As I was talking with my other students about who the sub might be and how long I would be out, this student sat up in her desk, parted her dreads, and glared at me for a minute. 

“Do you have a name?” she muttered.  

All the other students stopped talking, stared at her for a moment, then looked at me. It was the first time she’d shown any interest in interacting with me. I felt a sudden existential crisis. How do you respond to such an elemental, downright obvious question. I tried to empathize with her, but boy was it difficult. After all, I was wearing a work ID with my name right there! 

I took a deep breath.     

“My name,” I said very slowly. “My name…is Mr. Scott.”  

She rolled her eyes. “No! For your kid.” She’d been listening the whole time. 

I don’t remember how the rest of that conversation went, and ironically enough, I don’t even remember her name. For as much as I try to value them while they’re in my class, I have a tough time hanging onto names once the student is gone.  

My eccentric theory about the first days of school

The more I teach, the more I observe and reflect, and sometimes this leads to a few shopworn pedagogical theories that aren’t backed by anything other than a hunch.  

In fact, most veteran teachers, I’ve found, harbor a few odd ideas that are key to their success. A lot of these theories are classroom management-focused. I once taught with a shop teacher who truly lived by the old maxim of never smile in front of your students until Thanksgiving. Then there was a fellow English teacher whose mantra (which he picked up from his time with the nuns) was “devour one in the presence of many” — meaning, if you needed to reprimand a student, do it when there’s an audience of his/her peers, the larger the better. It will not surprise you to learn he had impeccable classroom management. (In fact, in my experience classroom management is one area that even the most progressive teacher becomes close-minded. It’s a skill that can only be learned on the job, and when you find something that works for you, you stick to it.)  

My own eccentric theory has nothing to do with classroom management (I smile at most of my class way before Thanksgiving), but instead relates to those first stressful days of school. In my earlier years I would extrapolate so much from my first few sessions with a class — their temperament, aptitude, sense of humor. If my first classes didn’t go as well as I hoped, I girded myself for a tough year ahead. It tended to be a self-fulfilling prophecy, as my visible nervousness would result in more tepid classes. Such are the joys of being a young teacher.

While I do think first impressions are important, it’s important to maintain perspective. You see students for ninety classes (if you have block scheduling like we do). It’s easy to get caught in the deception of a small sample size, especially at the beginning of the year, when our perception is distorted by these first impressions (to say nothing of all the other stresses that come with starting a school year). The behaviors of these new faces and names in our rooms are easy to over-analyze. 

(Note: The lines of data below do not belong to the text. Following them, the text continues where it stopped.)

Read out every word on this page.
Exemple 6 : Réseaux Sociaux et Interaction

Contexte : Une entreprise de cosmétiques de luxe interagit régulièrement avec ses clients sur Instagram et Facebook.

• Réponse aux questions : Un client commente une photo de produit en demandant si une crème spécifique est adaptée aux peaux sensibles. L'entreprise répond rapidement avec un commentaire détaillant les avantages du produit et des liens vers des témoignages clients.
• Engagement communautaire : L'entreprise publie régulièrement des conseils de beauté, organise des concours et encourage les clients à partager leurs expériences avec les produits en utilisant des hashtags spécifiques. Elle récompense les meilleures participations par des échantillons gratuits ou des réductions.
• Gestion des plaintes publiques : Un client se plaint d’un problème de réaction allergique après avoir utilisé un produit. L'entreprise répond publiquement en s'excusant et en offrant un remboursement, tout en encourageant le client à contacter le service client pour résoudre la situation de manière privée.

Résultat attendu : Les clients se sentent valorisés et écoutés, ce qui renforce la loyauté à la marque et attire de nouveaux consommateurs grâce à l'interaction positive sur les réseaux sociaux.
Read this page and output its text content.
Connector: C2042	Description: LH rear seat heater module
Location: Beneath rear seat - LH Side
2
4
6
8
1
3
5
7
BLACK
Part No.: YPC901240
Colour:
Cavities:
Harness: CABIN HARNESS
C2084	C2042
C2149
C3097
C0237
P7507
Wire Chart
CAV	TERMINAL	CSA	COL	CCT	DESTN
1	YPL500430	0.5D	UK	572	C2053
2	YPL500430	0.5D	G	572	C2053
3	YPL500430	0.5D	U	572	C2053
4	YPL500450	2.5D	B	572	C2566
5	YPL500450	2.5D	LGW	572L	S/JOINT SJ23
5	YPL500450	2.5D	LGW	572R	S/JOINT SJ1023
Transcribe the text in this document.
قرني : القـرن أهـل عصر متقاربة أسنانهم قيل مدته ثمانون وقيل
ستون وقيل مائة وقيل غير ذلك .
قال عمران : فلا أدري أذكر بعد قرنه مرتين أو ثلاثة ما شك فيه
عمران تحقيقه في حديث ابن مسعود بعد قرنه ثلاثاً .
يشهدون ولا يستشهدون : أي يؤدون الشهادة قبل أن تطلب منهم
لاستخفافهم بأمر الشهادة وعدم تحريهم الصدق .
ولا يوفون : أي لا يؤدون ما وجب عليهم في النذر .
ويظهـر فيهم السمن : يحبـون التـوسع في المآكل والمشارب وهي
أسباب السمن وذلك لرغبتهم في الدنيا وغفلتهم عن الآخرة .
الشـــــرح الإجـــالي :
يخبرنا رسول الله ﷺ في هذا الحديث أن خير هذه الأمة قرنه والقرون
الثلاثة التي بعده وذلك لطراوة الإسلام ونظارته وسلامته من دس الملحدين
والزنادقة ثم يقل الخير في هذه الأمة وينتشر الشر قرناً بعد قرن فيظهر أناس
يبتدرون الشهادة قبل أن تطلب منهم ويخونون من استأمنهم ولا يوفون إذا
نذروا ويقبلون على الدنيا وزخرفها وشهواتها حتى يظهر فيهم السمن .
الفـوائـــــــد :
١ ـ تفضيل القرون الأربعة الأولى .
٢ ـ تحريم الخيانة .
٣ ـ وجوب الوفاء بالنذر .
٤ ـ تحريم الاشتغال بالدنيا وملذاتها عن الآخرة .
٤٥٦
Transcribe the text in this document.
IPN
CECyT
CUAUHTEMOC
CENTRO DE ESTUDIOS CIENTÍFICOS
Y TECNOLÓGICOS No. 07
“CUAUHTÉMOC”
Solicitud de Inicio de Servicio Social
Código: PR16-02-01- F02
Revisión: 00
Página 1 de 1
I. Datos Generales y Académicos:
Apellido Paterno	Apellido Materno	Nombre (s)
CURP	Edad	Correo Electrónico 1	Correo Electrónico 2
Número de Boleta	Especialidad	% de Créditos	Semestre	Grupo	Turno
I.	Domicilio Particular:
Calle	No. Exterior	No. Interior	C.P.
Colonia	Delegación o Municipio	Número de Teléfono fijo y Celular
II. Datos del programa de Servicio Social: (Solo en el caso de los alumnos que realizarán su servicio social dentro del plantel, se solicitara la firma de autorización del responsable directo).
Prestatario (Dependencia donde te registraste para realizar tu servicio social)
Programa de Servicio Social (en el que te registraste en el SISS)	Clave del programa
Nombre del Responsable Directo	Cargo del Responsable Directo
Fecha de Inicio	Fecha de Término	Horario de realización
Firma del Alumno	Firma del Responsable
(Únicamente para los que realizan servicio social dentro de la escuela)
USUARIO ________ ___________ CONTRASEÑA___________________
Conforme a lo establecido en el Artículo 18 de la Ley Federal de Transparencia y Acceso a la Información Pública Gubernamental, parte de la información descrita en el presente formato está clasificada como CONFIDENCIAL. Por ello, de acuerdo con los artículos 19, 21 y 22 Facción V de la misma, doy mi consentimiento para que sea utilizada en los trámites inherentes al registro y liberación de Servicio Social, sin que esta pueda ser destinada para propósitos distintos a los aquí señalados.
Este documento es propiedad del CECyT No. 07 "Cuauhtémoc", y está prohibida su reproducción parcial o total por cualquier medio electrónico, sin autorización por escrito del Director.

But eventually I realized that teaching is not like football, which has only sixteen games that are laboriously analyzed before stressing about the next matchup. Teaching, if you have to compare it to a sport, is more like baseball. There are 162 games in a team’s regular season, and a lot happens to shape how the entire season is viewed. Even the best clubs experience loss streaks, and sometimes the worst ones begin the year extremely hot (this year’s Mariners began the year 13-2 but are about to enter September 55-75, twenty games under .500). I’m not saying that if your year has started strong in the classroom, you should be looking for trouble. All I’m saying is that baseball players, like teachers, make daily preparations for their job, which they then put into action for several hours. When it’s over, successful or unsuccessful, they move on to the next one. Derek Jeter, overrated as he may have been as a shortstop, understood the value of this attitude: “You never try to get too high or too low. Just play every game, just treat every game like it’s the same.” In our jobs, you learn what you can from the day’s events, but you always have another game/class to look forward to.  

Which now brings me to my very own Eccentric Teaching Theory: you don’t really know anything about your students until you have had fifteen classes with them.     

We tend to apply labels to our classes early in the year. Some are good, others are fun, some difficult, others exhausting. I’ve learned to reserve any sort of judgement about a class as a whole until I have spent a sixth of a school year with them. Anything before that is too small a sample size. 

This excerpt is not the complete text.